Il y avait donc beaucoup d'animation chaque matin et chaque soir
dans le hall de la gare et aussi dans le nouvel hôtel-restaurant
Hostein construit juste avant la guerre, presqu'en face de notre
maison. Le soir, beaucoup d'ouvriers s'arrêtaient un moment
au restaurant pour prendre une consommation, avant d'enfourcher
leur vélo pour regagner le village distant de 3 km.
A cause de l'éloignement de l'école
communale, mes parents avaient décidé de nous scolariser,
mes frères aînés Camille, Théo et moi,
à Sarralbe. Nous avions chacun une carte de transport gratuite
et nous prenions le train chaque matin pour nous rendre à
Sarralbe et pour rentrer le soir. Nous avions même le temps
entre midi pour venir manger à la table familiale. Bien
sûr, il ne fallait pas traîner, mais le temps suffisait
largement et le déjeuner était toujours prêt
quand nous arrivions.
Les enfants de Weidesheim n'avaient pas cette chance d'aller à
l'école en train, ils devaient rejoindre l'école
communale de Kalhausen à pied et par tous les temps.
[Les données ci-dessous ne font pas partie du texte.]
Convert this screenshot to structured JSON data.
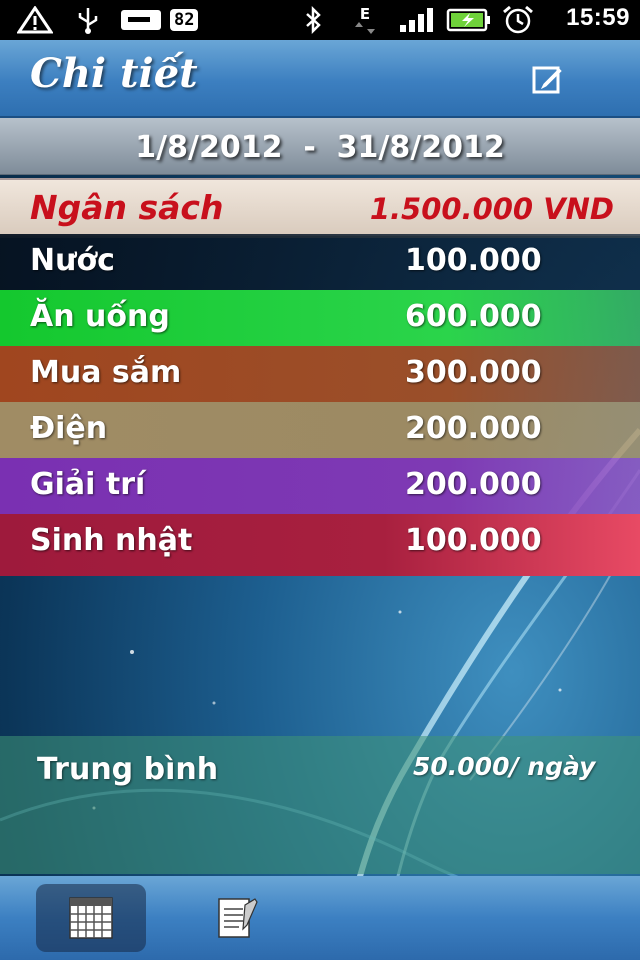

Nous avons été évacués en Charente,
à Benest, comme tous les habitants de Kalhausen. Au retour,
mon père dut aller travailler à Puberg, dans le
Bas-Rhin, et il emmena toute sa famille. Là nous habitions
dans une maison de garde-barrière, tout près des
voies.
Quelques mois plus tard, il fut de nouveau affecté à
la gare de Kalhausen.
Je dus alors fréquenter avec mes
frères l'école de Kalhausen. Le bon temps était
terminé. Il fallait désormais effectuer, tous les
jours de classe, à pied, le trajet de 6 km aller-retour,
comme les enfants de Weidesheim et de Hutting qui étaient
dans le même cas.
Il n'était plus question non plus de rentrer déjeuner
pendant la pause de midi. Il fallait emporter la gamelle en plus
du cartable. C'était la famille Muller, dans la rue de
la gare, à côté du lavoir, ("Héwàmms Émil" et "Schäffersch Ònna") qui se chargeait
de faire chauffer le repas et de nous le servir.
Les enfants Zins, dont les parents étaient maraîchers
à Weidesheim, mangeaient aussi dans la même famille.
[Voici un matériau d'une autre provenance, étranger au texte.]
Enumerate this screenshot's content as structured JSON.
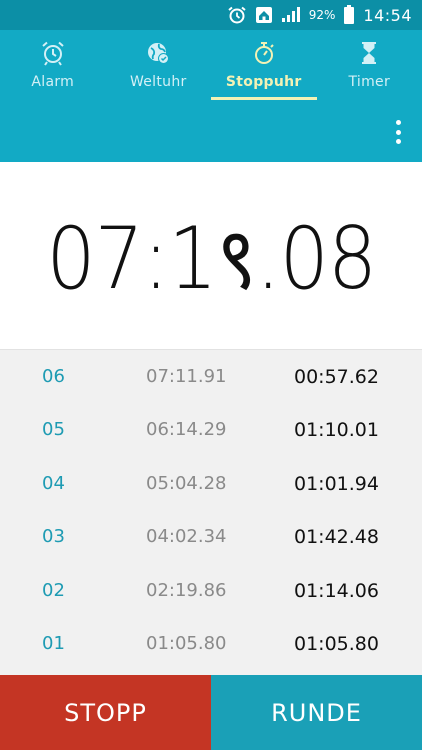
{
  "status_bar": {
    "battery_percent": "92%",
    "time": "14:54",
    "icons": [
      "alarm-icon",
      "home-icon",
      "signal-icon",
      "battery-icon"
    ]
  },
  "tabs": [
    {
      "label": "Alarm",
      "icon": "alarm-clock-icon",
      "active": false
    },
    {
      "label": "Weltuhr",
      "icon": "globe-clock-icon",
      "active": false
    },
    {
      "label": "Stoppuhr",
      "icon": "stopwatch-icon",
      "active": true
    },
    {
      "label": "Timer",
      "icon": "hourglass-icon",
      "active": false
    }
  ],
  "timer": {
    "display": "07:1९.08"
  },
  "laps": [
    {
      "num": "06",
      "total": "07:11.91",
      "split": "00:57.62"
    },
    {
      "num": "05",
      "total": "06:14.29",
      "split": "01:10.01"
    },
    {
      "num": "04",
      "total": "05:04.28",
      "split": "01:01.94"
    },
    {
      "num": "03",
      "total": "04:02.34",
      "split": "01:42.48"
    },
    {
      "num": "02",
      "total": "02:19.86",
      "split": "01:14.06"
    },
    {
      "num": "01",
      "total": "01:05.80",
      "split": "01:05.80"
    }
  ],
  "buttons": {
    "stop_label": "STOPP",
    "lap_label": "RUNDE"
  },
  "colors": {
    "accent": "#12aac5",
    "active_tab": "#f3f2b5",
    "stop": "#c43524",
    "lap": "#1aa0b7"
  }
}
Cela faisait de l'animation dans cette maison d'habitude vide
d'enfants : pas moins de six jeunes investissaient chaque jour
la cuisine et y mettaient de l'ambiance. C'était une façon
comme une autre pour ce couple sans enfant de rendre service et
de mettre un peu de beurre dans les épinards.
D'autres enfants mangeaient un moment dans la famille du forgeron
du village, Léon Lett que nous appelions "de Schmìdde
Léo". Son épouse appelée
"Schmìtts
Léné" tenait une quincaillerie, plutôt
une sorte de bazar où on pouvait acheter un peu de tout,
dont des caramels et des sucettes. Mais nous n'avions pas d'argent
pour ces friandises qui nous faisaient tant envie.
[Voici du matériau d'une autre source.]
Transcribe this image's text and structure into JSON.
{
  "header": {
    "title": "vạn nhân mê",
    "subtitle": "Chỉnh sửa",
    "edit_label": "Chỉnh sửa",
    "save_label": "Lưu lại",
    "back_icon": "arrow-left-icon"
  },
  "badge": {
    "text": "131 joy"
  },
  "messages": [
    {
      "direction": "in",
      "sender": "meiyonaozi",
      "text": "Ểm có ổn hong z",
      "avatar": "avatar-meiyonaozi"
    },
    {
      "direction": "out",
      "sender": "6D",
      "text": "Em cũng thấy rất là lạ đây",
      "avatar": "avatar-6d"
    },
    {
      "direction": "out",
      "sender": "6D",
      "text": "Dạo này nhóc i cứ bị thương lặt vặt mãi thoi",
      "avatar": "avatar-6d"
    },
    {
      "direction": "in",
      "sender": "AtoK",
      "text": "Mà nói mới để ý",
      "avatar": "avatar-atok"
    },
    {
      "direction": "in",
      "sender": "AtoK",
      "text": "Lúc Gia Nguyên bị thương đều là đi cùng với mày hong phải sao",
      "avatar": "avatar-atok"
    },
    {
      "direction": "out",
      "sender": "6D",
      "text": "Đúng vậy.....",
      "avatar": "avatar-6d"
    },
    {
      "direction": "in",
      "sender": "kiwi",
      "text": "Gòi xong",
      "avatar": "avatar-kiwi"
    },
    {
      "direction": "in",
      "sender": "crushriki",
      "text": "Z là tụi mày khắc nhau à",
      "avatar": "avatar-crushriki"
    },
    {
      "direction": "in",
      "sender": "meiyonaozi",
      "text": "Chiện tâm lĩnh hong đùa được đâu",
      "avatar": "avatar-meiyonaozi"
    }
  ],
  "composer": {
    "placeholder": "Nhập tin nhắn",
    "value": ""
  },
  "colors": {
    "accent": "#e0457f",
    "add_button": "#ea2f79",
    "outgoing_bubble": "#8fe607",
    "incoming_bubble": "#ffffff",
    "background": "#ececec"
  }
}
Si la marche était au menu des jours de classe, elle l'était
aussi le dimanche. Ce jour-là il fallait se rendre à
Weidesheim à la messe. Le curé de Kalhausen venait
tous les dimanche matin pour un office dans la petite chapelle.
En hiver elle n'était pas chauffée et nous nous
amusions à souffler pour provoquer des nuages de vapeur
blanche. On se prenait à rêver qu'on fumait comme
les grands. Le curé ne pouvait pas nous apercevoir car
il nous tournait le dos. S'il nous avait aperçus, il nous
aurait sans aucun doute punis car il était très
sévère.
L'épisode de la seconde guerre mondiale fut le bienvenu
pour nous, les enfants. Contrairement aux adultes pour qui tous
les bouleversements, les atrocités commises, les deuils
étaient la cause de nombreux soucis, nous profitions de
cette période trouble comme d'un vaste champ d'exercices
et de découvertes. L'uniforme et le mystérieux charme
qui s'y rattache ainsi que, le matériel militaire ont de
tous temps fasciné certaines personnes et surtout les enfants,
curieux de tout.
A partir de 1943, il y avait beaucoup de vie et de mouvements
dans le hameau voisin de Weidesheim et nous nous y rendions souvent,
surtout pendant les vacances.
A cette époque, de nombreux prisonniers de guerre y étaient
hébergés dans des baraques et le long de la route
départementale jusqu'à Wittring.
Je me rappelle très bien de la construction de ces bâtiments
par des entreprises allemandes.
Je découvris alors l'utilisation des premiers blocs de
béton ("Bimsschdèèn"), c'était
des agglos servant à élever rapidement des murs,
à la place des traditionnels moellons calcaires issus du
terroir.
Les baraques furent rapidement occupées par une multitude
de prisonniers de guerre employés soit dans les fermes
soit dans l'usine souterraine de Wittring. Il y avait des Serbes,
des Russes, des Polonais et plus tard, en 1944, des Italiens partisans
du général Badoglio qui avait essayé de négocier
un armistice avec les Alliés et que les Allemands avaient
forcé à démissionner.
Les contacts avec cette population étaient fréquents
pour nous. Les prisonniers souffraient de malnutrition et de la
faim et ils étaient prêts à échanger
n'importe quoi contre un peu de nourriture.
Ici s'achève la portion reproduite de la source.